O que fazer então, quando o coração sente uma coisa e a cabeça não concorda, não aprova, não aceita e não admite? Não acredito em curas baseadas em receitas, mas no efeito que cada receita poder ter em cada pessoa. Há pessoas que conseguem dar primazia à razão, enquanto outras, mais sentimentais, precisam de outros recursos, aquelas que se apaziguam com o caminho da espiritualidade, enquanto outras preferem trabalhar 12 horas por dia ou fazer voluntariado. Talvez o mais importante seja conhecermo-nos o suficiente para conseguirmos desviar o foco do conflito para algo que nos realize, mesmo que seja fazer crochet ou bolos de laranja, arrumar gavetas ou arranjar flores. O mais importante é ter paciência, não esperar mudanças milagrosas e todos os dias avançar um bocadinho. E nos dias em que for impossível avançar, pelo menos não recuar. Ficar quieto até a tempestade interior acalmar.

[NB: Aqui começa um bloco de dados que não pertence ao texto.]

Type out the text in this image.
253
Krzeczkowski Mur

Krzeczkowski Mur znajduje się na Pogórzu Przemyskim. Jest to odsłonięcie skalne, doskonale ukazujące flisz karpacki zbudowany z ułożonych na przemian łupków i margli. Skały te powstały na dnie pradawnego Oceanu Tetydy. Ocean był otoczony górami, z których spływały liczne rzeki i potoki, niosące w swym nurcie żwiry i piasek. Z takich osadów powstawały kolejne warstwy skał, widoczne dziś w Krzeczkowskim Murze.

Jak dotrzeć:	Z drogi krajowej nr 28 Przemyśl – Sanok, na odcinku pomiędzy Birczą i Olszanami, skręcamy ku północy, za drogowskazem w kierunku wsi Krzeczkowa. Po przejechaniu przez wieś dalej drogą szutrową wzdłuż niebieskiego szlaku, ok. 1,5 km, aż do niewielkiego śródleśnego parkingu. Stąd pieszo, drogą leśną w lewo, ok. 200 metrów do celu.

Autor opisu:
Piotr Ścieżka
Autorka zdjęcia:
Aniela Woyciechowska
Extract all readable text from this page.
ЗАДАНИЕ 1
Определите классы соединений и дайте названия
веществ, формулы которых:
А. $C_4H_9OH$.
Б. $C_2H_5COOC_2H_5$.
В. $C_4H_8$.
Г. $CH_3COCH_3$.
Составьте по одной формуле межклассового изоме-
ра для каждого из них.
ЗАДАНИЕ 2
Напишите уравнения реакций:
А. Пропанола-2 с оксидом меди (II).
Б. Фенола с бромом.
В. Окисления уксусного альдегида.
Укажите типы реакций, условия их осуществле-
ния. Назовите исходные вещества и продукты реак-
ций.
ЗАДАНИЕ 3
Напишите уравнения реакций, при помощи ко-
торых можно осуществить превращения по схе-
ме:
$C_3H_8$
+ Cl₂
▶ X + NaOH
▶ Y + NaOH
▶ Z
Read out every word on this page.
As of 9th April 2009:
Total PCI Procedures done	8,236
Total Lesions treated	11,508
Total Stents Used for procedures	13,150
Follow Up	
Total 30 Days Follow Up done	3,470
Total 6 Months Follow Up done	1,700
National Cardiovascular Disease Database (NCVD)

É mais fácil ter paciência com os outros do que com as nossas idiossincrasias, por isso é sempre saudável e apaziguador pensar que todos sofremos dos mesmo males, todos temos dias nos quais somos vencidos pelo cansaço e pelas circunstâncias, todos nos vamos abaixo de vez em quando, uns de forma mais ruidosa e outros de forma silenciosas. O importante é abrandar a respiração para dar algum descanso ao coração, não o seguir cegamente nem o contrariar tiranicamente. O importante é aceitar as escolhas, os erros, os passos em falso, o peso da solidão e o medo do desconhecido, enquanto procuramos paz e segurança em pequenos rituais quotidianos.
Em tempos de pandemia, todos precisamos de poupar energia e recurso, externos e internos. Também podemos aproveitar a crise pandémica para nos fortalecermos, como as plantas que crescem silenciosamente, quase sem darmos por isso. E um dia, as coisas mudam e a pouco e pouco, tudo começa de novo a bater certo.